Hillary Clinton dans «Broad City» | Comedy Central

Hillary Clinton dans «Broad City» | Comedy Central

Sans forcément apparaître à l'écran, les deux candidats à la Maison-Blanche sont régulièrement évoqués dans les séries télé, de «Sex and the City» à «Parks and Recreation».

Il y a toujours quelque chose d'étrange à voir des éléments du réel apparaître dans les séries. Encore plus lorsqu'il s'agit de l'un des noms d'un candidat à la présidentielle américaine. Or, cela fait des années déjà que les noms de Donald Trump et d'Hillary Clinton sont répétés à l'envi dans les séries, l'un parce qu'il s'est construit comme un symbole de l'économie américaine, l'autre parce qu'elle a été la femme d'un président à scandale. Et la pop culture américaine est si prégnante qu'elle n'ignore pas cette actualité, jusqu'à peser parfois sur la vie politique outre-atlantique. Toutes les séries semblent parler de l'élection (House of Cards, Veep, Madam Secretary), d'une manière ou d'une autre:

«Ce sont tous les deux des personnages de la pop culture, des personnages que l'on voit dans les médias, dont on a étudié les histoires pendant des années, résume ainsi James Poniwozik, l'homme à la tête du service télé du New York Times. D'habitude dans une élection, il y a une histoire autour d'un personnage que l'on ne connaissait pas jusque-là: Barack Obama en 2008, George W. Bush en 2000. Ici, on a deux séries américaines qui durent depuis très longtemps et on arrive à l'épisode crossover [où ils vont se rencontrer].»

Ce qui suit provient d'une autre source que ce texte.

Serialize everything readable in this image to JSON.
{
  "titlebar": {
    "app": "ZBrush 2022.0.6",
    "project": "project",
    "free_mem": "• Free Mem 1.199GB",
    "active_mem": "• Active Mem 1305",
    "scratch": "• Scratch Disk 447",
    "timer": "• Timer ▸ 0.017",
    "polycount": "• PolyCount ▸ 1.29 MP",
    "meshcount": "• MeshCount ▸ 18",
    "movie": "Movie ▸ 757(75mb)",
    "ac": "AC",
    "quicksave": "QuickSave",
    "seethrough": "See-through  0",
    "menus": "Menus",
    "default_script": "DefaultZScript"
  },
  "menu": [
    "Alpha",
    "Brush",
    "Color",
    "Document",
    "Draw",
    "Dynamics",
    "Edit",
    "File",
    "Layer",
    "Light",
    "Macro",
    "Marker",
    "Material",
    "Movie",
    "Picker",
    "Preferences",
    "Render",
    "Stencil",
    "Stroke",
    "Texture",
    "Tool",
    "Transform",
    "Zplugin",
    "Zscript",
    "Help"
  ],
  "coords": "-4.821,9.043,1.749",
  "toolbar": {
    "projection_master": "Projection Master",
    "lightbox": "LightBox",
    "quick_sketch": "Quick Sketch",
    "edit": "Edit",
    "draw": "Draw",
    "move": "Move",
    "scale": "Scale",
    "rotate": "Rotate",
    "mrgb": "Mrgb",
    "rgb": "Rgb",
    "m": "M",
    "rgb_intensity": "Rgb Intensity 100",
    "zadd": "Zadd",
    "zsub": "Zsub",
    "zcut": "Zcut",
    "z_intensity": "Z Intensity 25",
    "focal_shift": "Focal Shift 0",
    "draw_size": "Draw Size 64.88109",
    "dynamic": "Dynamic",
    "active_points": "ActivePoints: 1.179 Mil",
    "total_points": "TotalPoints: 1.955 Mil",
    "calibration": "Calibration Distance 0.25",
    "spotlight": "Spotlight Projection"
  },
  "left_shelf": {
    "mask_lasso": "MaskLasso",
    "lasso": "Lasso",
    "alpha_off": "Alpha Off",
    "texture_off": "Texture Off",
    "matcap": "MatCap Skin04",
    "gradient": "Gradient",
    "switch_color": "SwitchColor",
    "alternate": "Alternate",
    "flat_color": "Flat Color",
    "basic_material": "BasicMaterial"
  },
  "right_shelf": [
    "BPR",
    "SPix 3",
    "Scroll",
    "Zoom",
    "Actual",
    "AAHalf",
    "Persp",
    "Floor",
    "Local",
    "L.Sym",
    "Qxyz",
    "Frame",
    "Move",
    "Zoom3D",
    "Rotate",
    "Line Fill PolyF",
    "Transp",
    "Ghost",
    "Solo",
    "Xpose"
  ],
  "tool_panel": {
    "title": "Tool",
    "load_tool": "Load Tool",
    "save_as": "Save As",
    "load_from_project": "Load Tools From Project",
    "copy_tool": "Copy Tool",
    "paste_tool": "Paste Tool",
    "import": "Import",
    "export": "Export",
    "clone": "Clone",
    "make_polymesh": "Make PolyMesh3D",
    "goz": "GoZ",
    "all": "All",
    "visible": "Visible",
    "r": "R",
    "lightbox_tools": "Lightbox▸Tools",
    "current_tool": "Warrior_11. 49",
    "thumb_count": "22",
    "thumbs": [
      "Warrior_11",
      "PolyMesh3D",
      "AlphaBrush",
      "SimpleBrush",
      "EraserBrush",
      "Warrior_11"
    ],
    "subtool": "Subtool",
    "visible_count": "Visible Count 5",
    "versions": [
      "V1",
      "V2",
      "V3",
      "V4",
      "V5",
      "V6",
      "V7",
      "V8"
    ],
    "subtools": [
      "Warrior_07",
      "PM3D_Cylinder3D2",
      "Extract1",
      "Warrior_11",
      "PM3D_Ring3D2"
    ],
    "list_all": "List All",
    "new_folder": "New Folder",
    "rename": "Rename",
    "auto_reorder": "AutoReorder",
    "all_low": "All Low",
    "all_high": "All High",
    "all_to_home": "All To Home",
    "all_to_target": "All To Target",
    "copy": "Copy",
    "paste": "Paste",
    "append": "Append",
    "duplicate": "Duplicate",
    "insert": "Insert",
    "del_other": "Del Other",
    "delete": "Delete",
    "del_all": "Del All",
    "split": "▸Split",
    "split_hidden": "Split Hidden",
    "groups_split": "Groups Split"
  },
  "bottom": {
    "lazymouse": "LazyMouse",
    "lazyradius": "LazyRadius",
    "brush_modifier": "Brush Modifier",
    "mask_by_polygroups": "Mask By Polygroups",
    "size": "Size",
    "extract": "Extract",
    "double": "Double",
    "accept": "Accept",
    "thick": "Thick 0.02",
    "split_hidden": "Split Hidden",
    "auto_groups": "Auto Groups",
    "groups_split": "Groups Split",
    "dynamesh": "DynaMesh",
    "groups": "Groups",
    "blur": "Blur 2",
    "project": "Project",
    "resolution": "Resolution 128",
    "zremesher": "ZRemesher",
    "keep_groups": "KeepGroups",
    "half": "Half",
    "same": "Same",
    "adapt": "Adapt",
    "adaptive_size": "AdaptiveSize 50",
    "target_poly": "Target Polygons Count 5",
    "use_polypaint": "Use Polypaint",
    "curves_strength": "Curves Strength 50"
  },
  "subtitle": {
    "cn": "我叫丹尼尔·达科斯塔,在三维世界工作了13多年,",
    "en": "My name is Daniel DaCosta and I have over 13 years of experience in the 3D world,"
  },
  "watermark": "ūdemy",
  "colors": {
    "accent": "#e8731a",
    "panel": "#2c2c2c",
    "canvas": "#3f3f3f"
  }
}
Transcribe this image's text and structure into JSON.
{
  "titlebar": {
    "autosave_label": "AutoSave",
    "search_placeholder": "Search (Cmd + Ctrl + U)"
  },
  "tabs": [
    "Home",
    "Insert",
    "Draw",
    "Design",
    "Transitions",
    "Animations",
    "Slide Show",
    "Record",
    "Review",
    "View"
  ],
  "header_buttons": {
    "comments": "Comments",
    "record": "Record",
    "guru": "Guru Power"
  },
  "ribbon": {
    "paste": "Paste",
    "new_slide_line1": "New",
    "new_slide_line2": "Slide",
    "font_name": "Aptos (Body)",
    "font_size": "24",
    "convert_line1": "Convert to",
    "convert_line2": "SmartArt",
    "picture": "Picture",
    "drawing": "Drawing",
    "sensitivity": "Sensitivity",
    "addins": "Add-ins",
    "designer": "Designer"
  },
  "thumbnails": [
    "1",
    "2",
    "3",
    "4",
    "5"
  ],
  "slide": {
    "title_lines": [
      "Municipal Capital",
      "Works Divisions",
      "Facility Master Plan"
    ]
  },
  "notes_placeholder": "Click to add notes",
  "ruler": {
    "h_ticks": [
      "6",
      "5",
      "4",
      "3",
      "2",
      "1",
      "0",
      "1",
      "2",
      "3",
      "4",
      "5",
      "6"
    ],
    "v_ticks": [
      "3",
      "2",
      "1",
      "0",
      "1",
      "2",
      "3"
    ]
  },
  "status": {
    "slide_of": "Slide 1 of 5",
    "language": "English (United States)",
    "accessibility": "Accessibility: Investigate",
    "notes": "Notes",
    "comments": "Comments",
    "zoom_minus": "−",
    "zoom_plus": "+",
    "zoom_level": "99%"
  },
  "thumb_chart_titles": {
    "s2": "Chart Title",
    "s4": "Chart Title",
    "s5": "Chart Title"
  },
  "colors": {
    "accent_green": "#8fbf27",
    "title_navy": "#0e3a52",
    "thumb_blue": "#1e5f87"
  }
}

Si les deux candidats sont parfois apparus directement dans les séries, regardons aussi la façon dont celles-ci ont contribué à construire la popularité de Hillary Clinton et Donald Trump, bien avant la course à la Maison-Blanche. 

 

                             Hillary Clinton

 

1.FriendsLa présidente Clinton (rires)

En 1999, Friends se lance dans une blague où Hillary Clinton serait devenue présidente des États-Unis. Chandler, cherchant à se faire bien voir par son patron, rigole grassement.

 

«Sérieusement, je pense qu'il faut soutenir le président Clinton. Et son mari Bill!»

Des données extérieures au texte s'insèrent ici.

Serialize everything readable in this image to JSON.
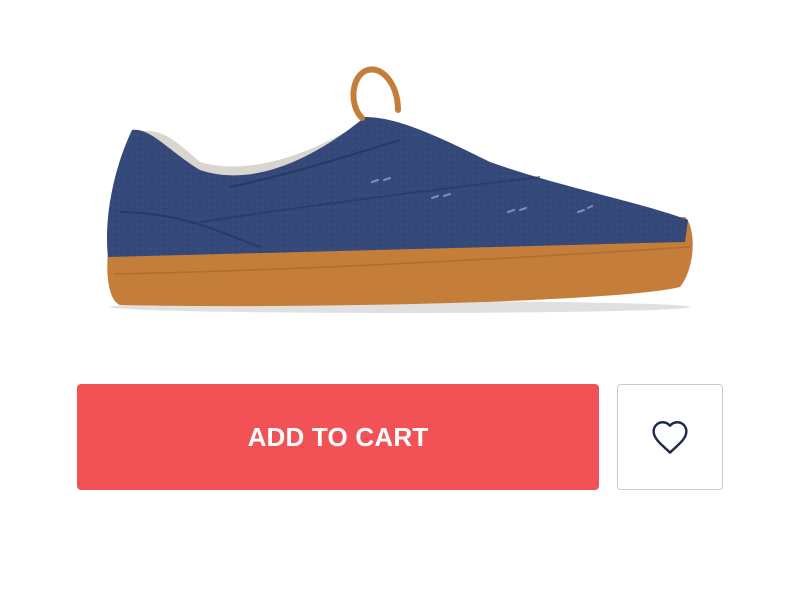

Une «blague» qui a l'air d'exaspérer Monica –visiblement encore plus énervée après celle d'après–, mais après avoir suggéré à Chandler de tenir tête à son patron, elle finit par lui conseiller d'abandonner très vite.

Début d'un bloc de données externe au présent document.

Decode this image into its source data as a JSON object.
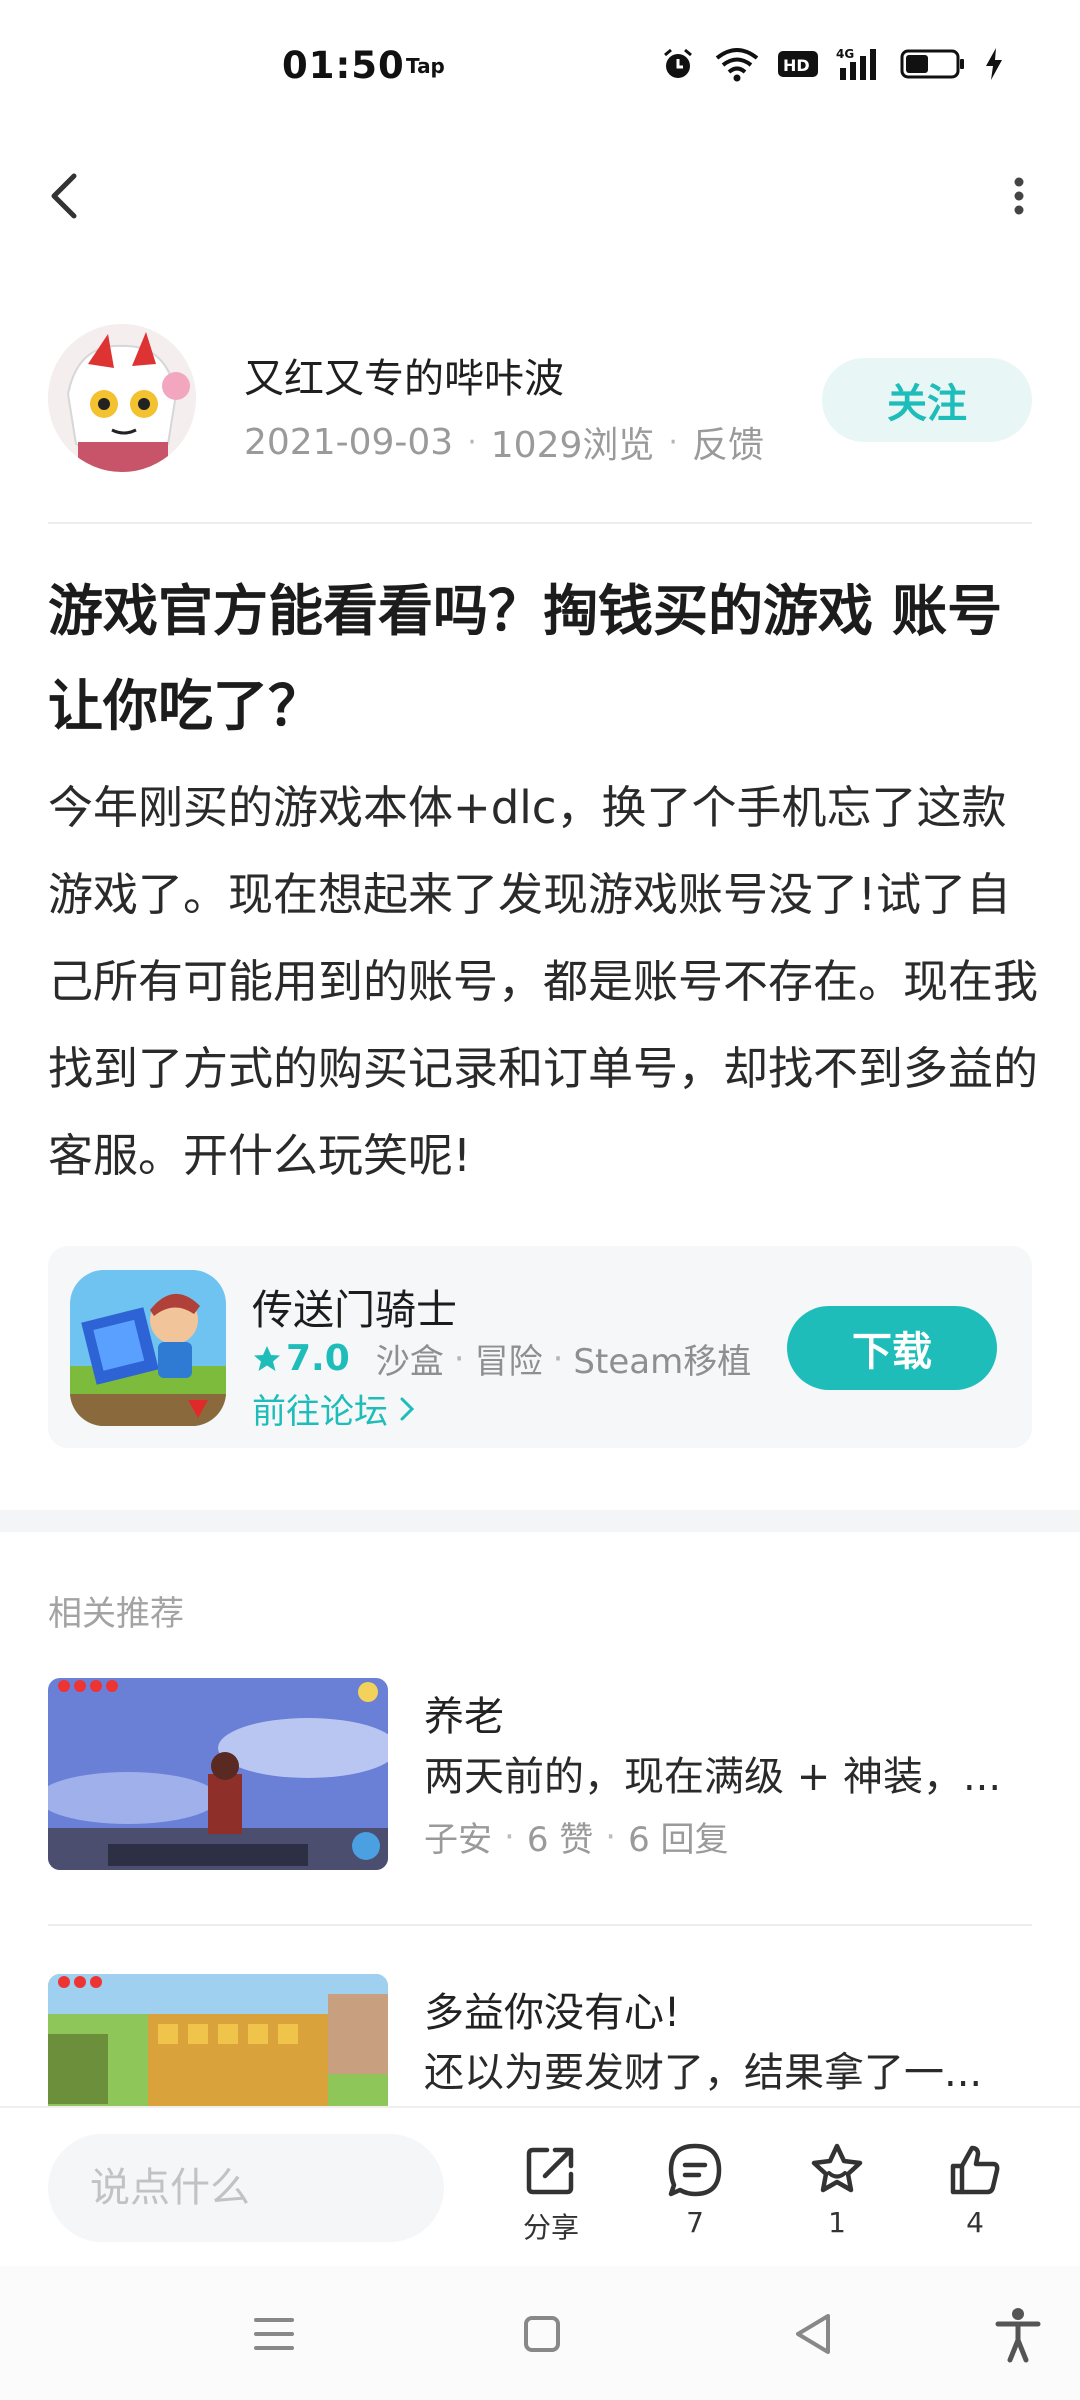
{
  "status_bar": {
    "time": "01:50",
    "tap_label": "Tap",
    "icons": [
      "alarm-icon",
      "wifi-icon",
      "hd-icon",
      "signal-4g-icon",
      "battery-icon",
      "charging-icon"
    ]
  },
  "nav": {
    "back_icon": "chevron-left-icon",
    "more_icon": "more-vertical-icon"
  },
  "author": {
    "name": "又红又专的哔咔波",
    "date": "2021-09-03",
    "views": "1029浏览",
    "feedback": "反馈",
    "follow_label": "关注"
  },
  "post": {
    "title": "游戏官方能看看吗？掏钱买的游戏 账号让你吃了？",
    "body": "今年刚买的游戏本体+dlc，换了个手机忘了这款游戏了。现在想起来了发现游戏账号没了!试了自己所有可能用到的账号，都是账号不存在。现在我找到了方式的购买记录和订单号，却找不到多益的客服。开什么玩笑呢!"
  },
  "app_card": {
    "name": "传送门骑士",
    "rating": "7.0",
    "tags": [
      "沙盒",
      "冒险",
      "Steam移植"
    ],
    "forum_link": "前往论坛",
    "download_label": "下载"
  },
  "recommendations": {
    "header": "相关推荐",
    "items": [
      {
        "title": "养老",
        "summary": "两天前的，现在满级 + 神装，...",
        "author": "子安",
        "likes": "6 赞",
        "replies": "6 回复"
      },
      {
        "title": "多益你没有心!",
        "summary": "还以为要发财了，结果拿了一..."
      }
    ]
  },
  "action_bar": {
    "comment_placeholder": "说点什么",
    "share_label": "分享",
    "comments_count": "7",
    "favorites_count": "1",
    "likes_count": "4"
  },
  "colors": {
    "accent": "#1fbdba",
    "accent_light": "#e8f7f6",
    "text_primary": "#222222",
    "text_secondary": "#9a9a9a"
  }
}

2.SlidersLa présidente Clinton (stupéfaction)

Le jeu autour de «la présidente Clinton» a été utilisé dans d'autres séries. Quelques années plus tôt, en 1995, Sliders, une série de science-fiction américaine raconte l'histoire d'un groupe de «glisseurs» qui voyagent dans différents univers parallèles. Dans le huitième épisode de la première saison, un vendeur demande aux personnages de se taire, parce que le président Clinton va s'exprimer. Alors qu'ils sont persuadés d'être enfin rentrés dans le bon univers, ils découvrent médusés que le président Clinton est en fait, une présidente: Hillary. Ils sont arrivés dans un univers parallèle, où les hommes et femmes ont échangé les positions de pouvoir.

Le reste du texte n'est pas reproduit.